Na sociedade moderna,
teoricamente igualitária, pais que exortam seus filhos a seguirem suas
profissões consideram isso motivo de orgulho e garantia de um futuro
promissor. Mas, o que dizer de pessoas que, em função de sua “origem”,
são obrigadas a permanecer eternamente na mesma condição social, porque
esse é seu “destino”, seu “kharma”. Pessoas que recebem um carimbo
invisível, pois não há evidência orgânica, desde o ventre materno,
cruelmente gravado e reavivado em suas mentes com o fogo da
discriminação institucionalizada.
Essas práticas podem
parecer absurdas, não? Mas podem ser constatadas até hoje em várias
culturas. E não é preciso ir até a Ásia ou África para encontrar
exemplos desse tipo de discriminação, “consagrada” por lideranças
políticas e religiosas, mas que não encontra respaldo em nenhum dos
grandes espíritos que iluminaram a humanidade, dos humanamente divinos
aos divinamente humanos. Estes sempre difundiram luz igual para todos.

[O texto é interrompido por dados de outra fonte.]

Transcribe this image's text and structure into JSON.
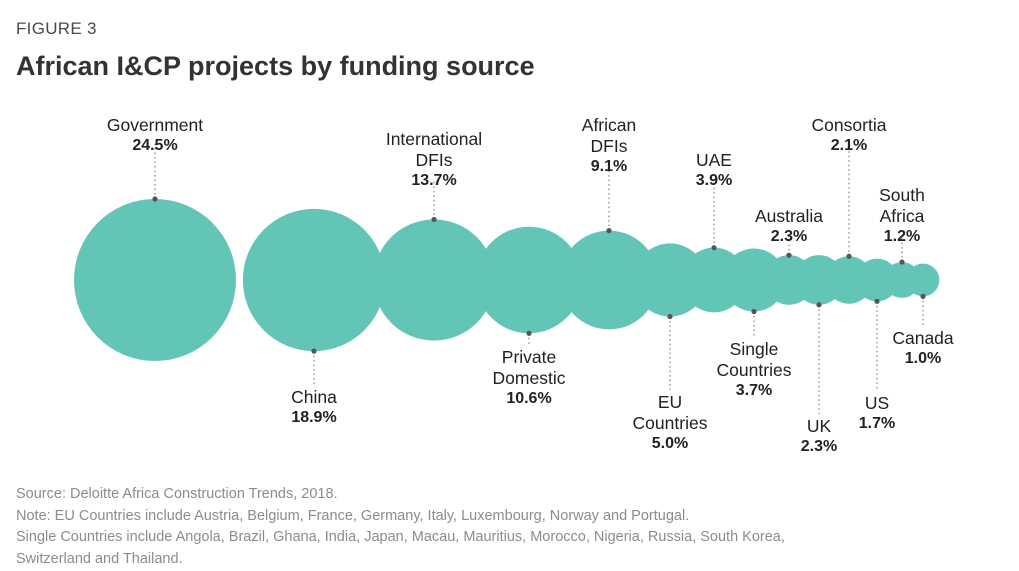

Mas isso não interessava aos defensores da “ordem estabelecida”, pois
eliminar as regras correspondia tirar-lhes um poder temporal
tradicional, sectário, repleto de misticismo, que conduzia povos pela
irracionalidade e pelo medo.
Até bem pouco tempo –
e falo do Século XX -, cidades interioranas tinhas calçadas e locais
públicos, inclusive templos religiosos, distintos para a raça “A” e “B”.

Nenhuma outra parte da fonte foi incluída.